Polycystic ovarian syndrome (PCOS) is a common condition. It is caused by cysts on the ovaries. These cysts can cause a number of symptoms. Patients with PCOS may also have reduced fertility. Many women with PCOS do not ovulate. Ovulation is necessary to release an egg for fertilization in the womb. Ovulation induction (OI) is one treatment for infertility in PCOS. Medical OI (MOI) is achieved using medication. Surgery can also be used for OI. This is called laparoscopic ovarian drilling (LOD).
LOD is a minimally invasive procedure. It involves breaking down the outer layer of the ovary. In PCOS this outer layer produces extra testosterone (TTT). TTT can suppress ovulation. LOD is used in women with PCOS that do not respond to MOI. It is unclear if LOD is more effective at OI in women resistant to MOI.
Methods & findings
This study reviewed 38 clinical trials. This included 3326 women with PCOS. These women were resistant to MOI with clomiphene citrate (CC). Some women underwent MOI and LOD. Others underwent LOD only. The authors compared pregnancy across all trials. The main pregnancy outcome was the live birth rate (LBR). Miscarriage rate (MCR) and multiple pregnancies (MPs) were other pregnancy outcomes evaluated.

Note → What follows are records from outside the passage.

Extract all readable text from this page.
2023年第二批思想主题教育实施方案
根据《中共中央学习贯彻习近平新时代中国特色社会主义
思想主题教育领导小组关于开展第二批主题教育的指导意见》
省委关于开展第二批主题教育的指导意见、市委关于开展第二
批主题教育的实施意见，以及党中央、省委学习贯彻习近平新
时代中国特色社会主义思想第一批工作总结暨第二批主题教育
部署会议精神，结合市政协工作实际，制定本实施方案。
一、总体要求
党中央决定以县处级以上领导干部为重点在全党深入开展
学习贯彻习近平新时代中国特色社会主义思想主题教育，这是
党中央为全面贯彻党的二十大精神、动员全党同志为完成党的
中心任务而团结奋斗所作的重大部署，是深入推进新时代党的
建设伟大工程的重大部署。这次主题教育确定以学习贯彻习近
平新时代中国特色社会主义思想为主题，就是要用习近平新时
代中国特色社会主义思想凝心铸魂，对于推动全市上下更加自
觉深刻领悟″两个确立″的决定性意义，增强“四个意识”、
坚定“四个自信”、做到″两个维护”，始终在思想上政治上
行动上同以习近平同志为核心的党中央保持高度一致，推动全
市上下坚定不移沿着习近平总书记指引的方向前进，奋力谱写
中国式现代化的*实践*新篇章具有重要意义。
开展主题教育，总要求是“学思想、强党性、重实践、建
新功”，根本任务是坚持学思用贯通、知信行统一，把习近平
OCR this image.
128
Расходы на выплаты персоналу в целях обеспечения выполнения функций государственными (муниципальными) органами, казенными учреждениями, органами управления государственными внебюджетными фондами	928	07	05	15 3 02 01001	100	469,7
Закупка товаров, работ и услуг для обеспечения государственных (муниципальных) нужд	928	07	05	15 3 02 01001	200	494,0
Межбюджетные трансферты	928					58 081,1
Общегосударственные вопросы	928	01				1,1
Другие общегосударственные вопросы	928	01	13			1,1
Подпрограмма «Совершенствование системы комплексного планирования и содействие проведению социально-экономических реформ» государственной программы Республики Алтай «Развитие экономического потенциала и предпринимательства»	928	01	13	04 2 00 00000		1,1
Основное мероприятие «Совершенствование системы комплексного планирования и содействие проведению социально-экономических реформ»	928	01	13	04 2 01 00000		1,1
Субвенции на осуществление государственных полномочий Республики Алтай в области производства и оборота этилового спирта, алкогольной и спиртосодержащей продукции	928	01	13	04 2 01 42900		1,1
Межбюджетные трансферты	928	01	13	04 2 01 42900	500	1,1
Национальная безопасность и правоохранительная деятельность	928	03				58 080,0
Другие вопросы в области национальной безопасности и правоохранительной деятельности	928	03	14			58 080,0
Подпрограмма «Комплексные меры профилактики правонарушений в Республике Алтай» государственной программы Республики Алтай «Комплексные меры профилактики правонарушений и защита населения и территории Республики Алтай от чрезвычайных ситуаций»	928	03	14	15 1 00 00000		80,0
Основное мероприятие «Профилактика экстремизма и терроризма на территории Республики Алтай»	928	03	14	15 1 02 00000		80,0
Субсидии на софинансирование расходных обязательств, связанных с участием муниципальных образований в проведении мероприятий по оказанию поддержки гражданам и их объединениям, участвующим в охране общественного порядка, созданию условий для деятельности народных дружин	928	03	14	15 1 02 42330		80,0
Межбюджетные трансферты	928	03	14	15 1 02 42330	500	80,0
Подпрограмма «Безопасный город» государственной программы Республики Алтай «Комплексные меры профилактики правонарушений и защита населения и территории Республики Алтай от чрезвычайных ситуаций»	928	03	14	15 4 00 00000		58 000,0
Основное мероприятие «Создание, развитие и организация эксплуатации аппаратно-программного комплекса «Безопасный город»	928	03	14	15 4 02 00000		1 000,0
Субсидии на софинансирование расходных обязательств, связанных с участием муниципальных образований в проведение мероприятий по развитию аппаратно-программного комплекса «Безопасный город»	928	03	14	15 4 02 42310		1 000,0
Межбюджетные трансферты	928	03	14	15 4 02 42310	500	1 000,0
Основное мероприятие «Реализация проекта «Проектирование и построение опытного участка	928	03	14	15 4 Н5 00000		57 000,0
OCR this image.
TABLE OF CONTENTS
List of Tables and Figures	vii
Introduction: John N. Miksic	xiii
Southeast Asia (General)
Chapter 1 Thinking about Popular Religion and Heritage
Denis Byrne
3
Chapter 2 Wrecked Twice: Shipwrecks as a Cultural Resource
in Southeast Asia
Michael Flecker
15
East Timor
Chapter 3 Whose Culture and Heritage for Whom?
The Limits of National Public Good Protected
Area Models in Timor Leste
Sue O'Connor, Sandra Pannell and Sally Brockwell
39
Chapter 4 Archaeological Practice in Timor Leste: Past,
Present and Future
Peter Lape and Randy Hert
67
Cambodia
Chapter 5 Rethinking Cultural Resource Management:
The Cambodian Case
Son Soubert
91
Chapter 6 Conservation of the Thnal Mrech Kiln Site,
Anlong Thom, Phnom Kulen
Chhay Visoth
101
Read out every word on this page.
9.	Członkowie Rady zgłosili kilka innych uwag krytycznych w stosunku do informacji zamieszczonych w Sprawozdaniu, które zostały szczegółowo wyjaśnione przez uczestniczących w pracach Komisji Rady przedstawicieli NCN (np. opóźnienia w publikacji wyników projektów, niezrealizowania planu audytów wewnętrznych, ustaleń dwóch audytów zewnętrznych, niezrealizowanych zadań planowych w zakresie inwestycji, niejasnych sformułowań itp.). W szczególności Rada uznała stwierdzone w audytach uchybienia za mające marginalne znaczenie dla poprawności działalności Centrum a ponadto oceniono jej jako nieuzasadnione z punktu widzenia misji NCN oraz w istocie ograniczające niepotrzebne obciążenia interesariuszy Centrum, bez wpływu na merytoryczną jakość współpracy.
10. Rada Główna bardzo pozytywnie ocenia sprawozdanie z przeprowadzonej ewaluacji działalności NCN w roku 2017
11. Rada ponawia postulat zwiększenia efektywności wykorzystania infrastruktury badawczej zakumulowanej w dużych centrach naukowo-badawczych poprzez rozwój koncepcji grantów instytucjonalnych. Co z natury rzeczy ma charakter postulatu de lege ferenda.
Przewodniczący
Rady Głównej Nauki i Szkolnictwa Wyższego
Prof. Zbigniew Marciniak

LOD was associated with a 29% reduction in LBR across all studies. There was no difference between LOD and LOD + MOI in 4 randomized controlled trials (RCTs). LOD may reduce the chance of MPs by 66%. There was no strong evidence to suggest LOD was different from LOD + MOI in other pregnancy outcomes. These included MCR or ovarian hyperstimulation (OHSS).
The bottom line
The authors concluded that LOD with or without MOI may decrease LBR in women with PCOS.
The fine print
The quality of these trials was low to moderate in quality. This means that the findings may not be accurate. Larger controlled studies are needed.